Additionally, behavioral health has historically lagged behind other medical services in administrative infrastructure. The electronic verification systems, real-time analytics, and integrated data platforms increasingly common in medical billing often exist in less sophisticated forms—or not at all—for behavioral health services, particularly at smaller practices. 

What Detection Looks Like 

South Carolina’s Attorney General’s office did identify and prosecute this case, demonstrating that detection mechanisms ultimately functioned. But the timing—years after the alleged fraud—shows the challenge of real-time or near-real-time detection. 

Modern fraud detection increasingly relies on data analytics: identifying providers whose billing patterns differ from peers, flagging unusual service frequencies, and cross-referencing claims against other data sources. But implementing these systems requires upfront investment, skilled staff, and integrated electronic records that many behavioral health settings don’t yet have. 

There’s also the low-tech but effective approach of directly contacting patients to verify services.

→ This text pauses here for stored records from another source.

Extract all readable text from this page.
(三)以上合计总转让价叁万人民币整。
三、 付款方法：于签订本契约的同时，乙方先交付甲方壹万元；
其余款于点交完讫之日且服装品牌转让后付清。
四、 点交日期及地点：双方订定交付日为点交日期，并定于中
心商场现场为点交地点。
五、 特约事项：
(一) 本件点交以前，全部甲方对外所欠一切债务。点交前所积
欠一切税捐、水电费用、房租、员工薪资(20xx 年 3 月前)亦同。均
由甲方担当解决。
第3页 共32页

This works, but it’s labor-intensive and requires staffing that many state Medicaid programs struggle to fund. 

The Deterrence Problem 

Reeves faces serious charges: a felony for obtaining property under false pretenses and a misdemeanor for medical assistance provider fraud. These carry real consequences—potential prison time, professional license loss, financial penalties. 

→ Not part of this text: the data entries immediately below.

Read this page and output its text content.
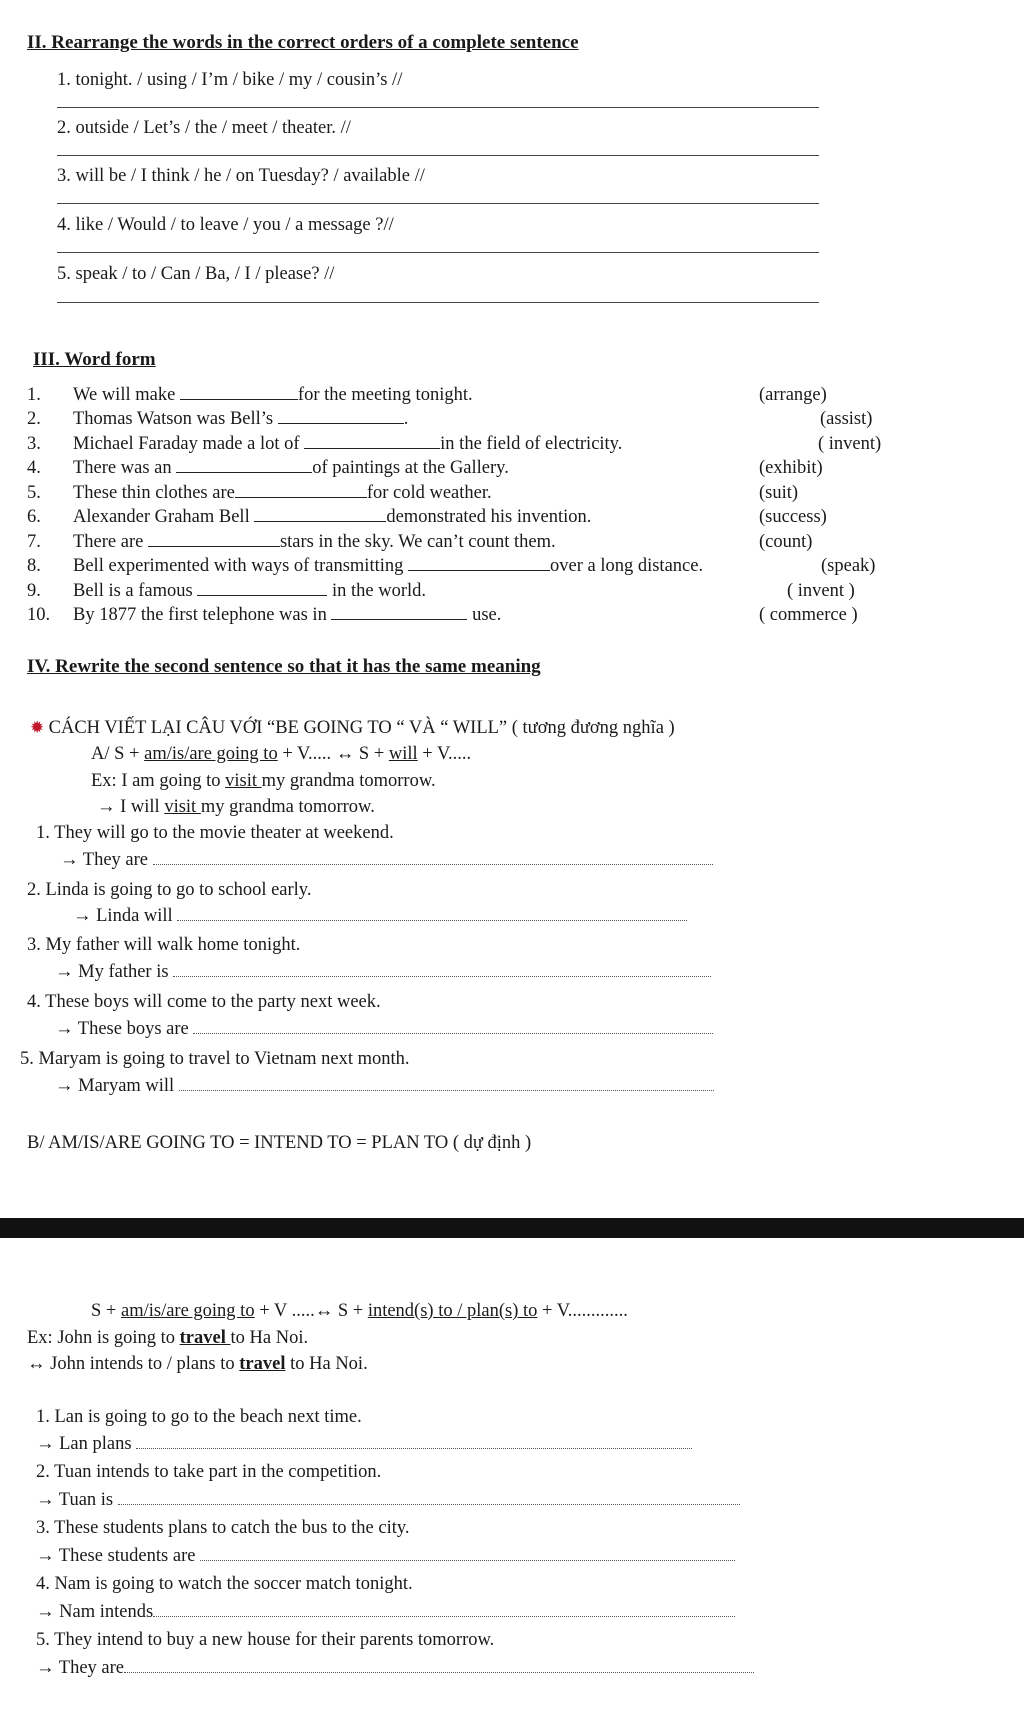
II. Rearrange the words in the correct orders of a complete sentence
1. tonight. / using / I’m / bike / my / cousin’s //
2. outside / Let’s / the / meet / theater. //
3. will be / I think / he / on Tuesday? / available //
4. like / Would / to leave / you / a message ?//
5. speak / to / Can / Ba, / I / please? //
III. Word form
1. We will make	for the meeting tonight.	(arrange)
2. Thomas Watson was Bell’s	.	(assist)
3. Michael Faraday made a lot of	in the field of electricity.	( invent)
4. There was an	of paintings at the Gallery.	(exhibit)
5. These thin clothes are	for cold weather.	(suit)
6. Alexander Graham Bell	demonstrated his invention.	(success)
7. There are	stars in the sky. We can’t count them.	(count)
8. Bell experimented with ways of transmitting	over a long distance.	(speak)
9. Bell is a famous	in the world.	( invent )
10. By 1877 the first telephone was in	use.	( commerce )
IV. Rewrite the second sentence so that it has the same meaning
✹ CÁCH VIẾT LẠI CÂU VỚI “BE GOING TO “ VÀ “ WILL” ( tương đương nghĩa )
A/ S + am/is/are going to + V..... ↔ S + will + V.....
Ex: I am going to visit my grandma tomorrow.
→ I will visit my grandma tomorrow.
1. They will go to the movie theater at weekend.
→ They are
2. Linda is going to go to school early.
→ Linda will
3. My father will walk home tonight.
→ My father is
4. These boys will come to the party next week.
→ These boys are
5. Maryam is going to travel to Vietnam next month.
→ Maryam will
B/ AM/IS/ARE GOING TO = INTEND TO = PLAN TO ( dự định )
S + am/is/are going to + V .....↔ S + intend(s) to / plan(s) to + V.............
Ex: John is going to travel to Ha Noi.
↔ John intends to / plans to travel to Ha Noi.
1. Lan is going to go to the beach next time.
→ Lan plans
2. Tuan intends to take part in the competition.
→ Tuan is
3. These students plans to catch the bus to the city.
→ These students are
4. Nam is going to watch the soccer match tonight.
→ Nam intends
5. They intend to buy a new house for their parents tomorrow.
→ They are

But consider the apparent risk-reward calculation: alleged fraud lasting over a year, approximately six years before arrest, and even if convicted, years of access to the funds. For deterrence to function effectively, potential fraudsters need to believe detection is likely and swift. This case’s timeline suggests challenges on both fronts. 

Questions Without Clear Answers 

The Reeves case should prompt uncomfortable questions: 

How frequently are Medicaid behavioral health claims verified beyond provider documentation? What proportion of fraudulent billing goes undetected? How long does small-scale fraud typically continue before discovery? What’s the actual cost—in both dollars and untreated health needs—of undetected fraud? 

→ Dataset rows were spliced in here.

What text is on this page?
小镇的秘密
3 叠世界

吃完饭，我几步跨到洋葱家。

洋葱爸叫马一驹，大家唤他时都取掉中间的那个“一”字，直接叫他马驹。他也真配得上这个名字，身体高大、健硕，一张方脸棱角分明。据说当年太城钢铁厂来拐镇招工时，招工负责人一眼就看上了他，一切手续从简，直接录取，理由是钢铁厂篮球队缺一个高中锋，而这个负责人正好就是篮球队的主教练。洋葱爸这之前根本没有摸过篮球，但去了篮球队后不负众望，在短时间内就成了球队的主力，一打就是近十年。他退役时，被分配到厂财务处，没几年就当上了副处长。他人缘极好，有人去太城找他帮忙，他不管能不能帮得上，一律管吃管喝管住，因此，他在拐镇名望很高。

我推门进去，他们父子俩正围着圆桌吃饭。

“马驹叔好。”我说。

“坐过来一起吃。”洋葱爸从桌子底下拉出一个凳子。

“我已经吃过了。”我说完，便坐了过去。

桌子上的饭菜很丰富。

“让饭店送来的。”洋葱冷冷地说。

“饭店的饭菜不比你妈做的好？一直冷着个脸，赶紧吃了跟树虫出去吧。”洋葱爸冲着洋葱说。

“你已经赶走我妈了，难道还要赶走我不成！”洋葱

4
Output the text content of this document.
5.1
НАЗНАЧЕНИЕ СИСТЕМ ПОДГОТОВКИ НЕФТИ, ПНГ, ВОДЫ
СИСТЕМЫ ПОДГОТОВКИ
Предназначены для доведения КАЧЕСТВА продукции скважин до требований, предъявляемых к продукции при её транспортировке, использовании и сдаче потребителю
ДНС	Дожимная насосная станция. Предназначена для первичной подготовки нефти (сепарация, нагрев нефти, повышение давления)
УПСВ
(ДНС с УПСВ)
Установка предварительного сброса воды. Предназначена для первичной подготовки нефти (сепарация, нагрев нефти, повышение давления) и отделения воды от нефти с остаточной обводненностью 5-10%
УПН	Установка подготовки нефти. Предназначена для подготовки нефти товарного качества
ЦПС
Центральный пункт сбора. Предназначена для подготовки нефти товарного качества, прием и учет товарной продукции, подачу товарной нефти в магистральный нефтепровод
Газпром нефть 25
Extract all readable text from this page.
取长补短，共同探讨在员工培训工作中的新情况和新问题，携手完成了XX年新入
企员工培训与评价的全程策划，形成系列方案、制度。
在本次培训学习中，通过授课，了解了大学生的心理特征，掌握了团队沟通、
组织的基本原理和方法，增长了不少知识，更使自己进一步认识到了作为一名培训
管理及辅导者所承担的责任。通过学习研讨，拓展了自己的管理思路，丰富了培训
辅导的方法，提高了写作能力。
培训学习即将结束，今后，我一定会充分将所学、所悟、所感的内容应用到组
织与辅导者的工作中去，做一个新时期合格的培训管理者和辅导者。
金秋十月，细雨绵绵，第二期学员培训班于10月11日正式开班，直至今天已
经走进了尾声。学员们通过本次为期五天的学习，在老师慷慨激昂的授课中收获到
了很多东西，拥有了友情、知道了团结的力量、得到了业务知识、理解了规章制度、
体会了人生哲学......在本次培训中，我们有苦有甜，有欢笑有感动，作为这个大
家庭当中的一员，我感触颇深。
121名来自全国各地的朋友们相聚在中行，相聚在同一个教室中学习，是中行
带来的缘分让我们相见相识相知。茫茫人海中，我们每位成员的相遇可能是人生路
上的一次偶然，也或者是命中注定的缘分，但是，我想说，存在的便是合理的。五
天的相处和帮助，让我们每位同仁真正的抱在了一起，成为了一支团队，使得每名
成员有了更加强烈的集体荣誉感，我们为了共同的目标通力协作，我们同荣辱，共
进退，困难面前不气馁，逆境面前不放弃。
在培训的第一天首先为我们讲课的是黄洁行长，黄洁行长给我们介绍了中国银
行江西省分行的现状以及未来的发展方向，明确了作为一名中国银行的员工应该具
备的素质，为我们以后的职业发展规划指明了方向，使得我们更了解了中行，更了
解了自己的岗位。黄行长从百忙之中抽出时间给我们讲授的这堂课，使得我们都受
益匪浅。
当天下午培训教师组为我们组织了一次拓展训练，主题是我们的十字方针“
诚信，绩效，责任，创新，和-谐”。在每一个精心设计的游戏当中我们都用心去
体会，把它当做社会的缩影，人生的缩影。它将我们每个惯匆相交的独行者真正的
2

These questions don’t have readily available answers, partly because undetected fraud is, by definition, unmeasured. 

The Impact on Honest Providers 

For every provider allegedly committing fraud, thousands deliver legitimate services to vulnerable patients under challenging conditions. But fraud cases like this create consequences for honest providers: increased documentation requirements, more verification procedures, and additional administrative burdens. 

The paradox of fraud prevention is that its costs fall most heavily on providers who were never going to commit fraud. They face the scrutiny, the paperwork, the verification delays—all because others abused the system. 

A System Under Examination 

The Reeves case is modest in dollar terms but significant in what it reveals about potential vulnerabilities. The alleged fraud was simple, lasted over a year, and targeted vulnerable populations with limited ability to detect or report problems. 

Addressing these vulnerabilities requires investment in detection infrastructure, more robust verification processes, and faster investigation timelines. It also requires balancing fraud prevention against the need to maintain adequate provider networks in a field already facing shortages. 

Most fundamentally, it requires acknowledging that current oversight may have gaps—and that those gaps have real consequences not just for program budgets, but for vulnerable children who may go without needed care. 

The $10,000 allegedly stolen in Rock Hill matters. But it may matter most as a window into how such fraud can allegedly occur, persist, and go undetected for an extended period—and what that says about the systems meant to prevent it.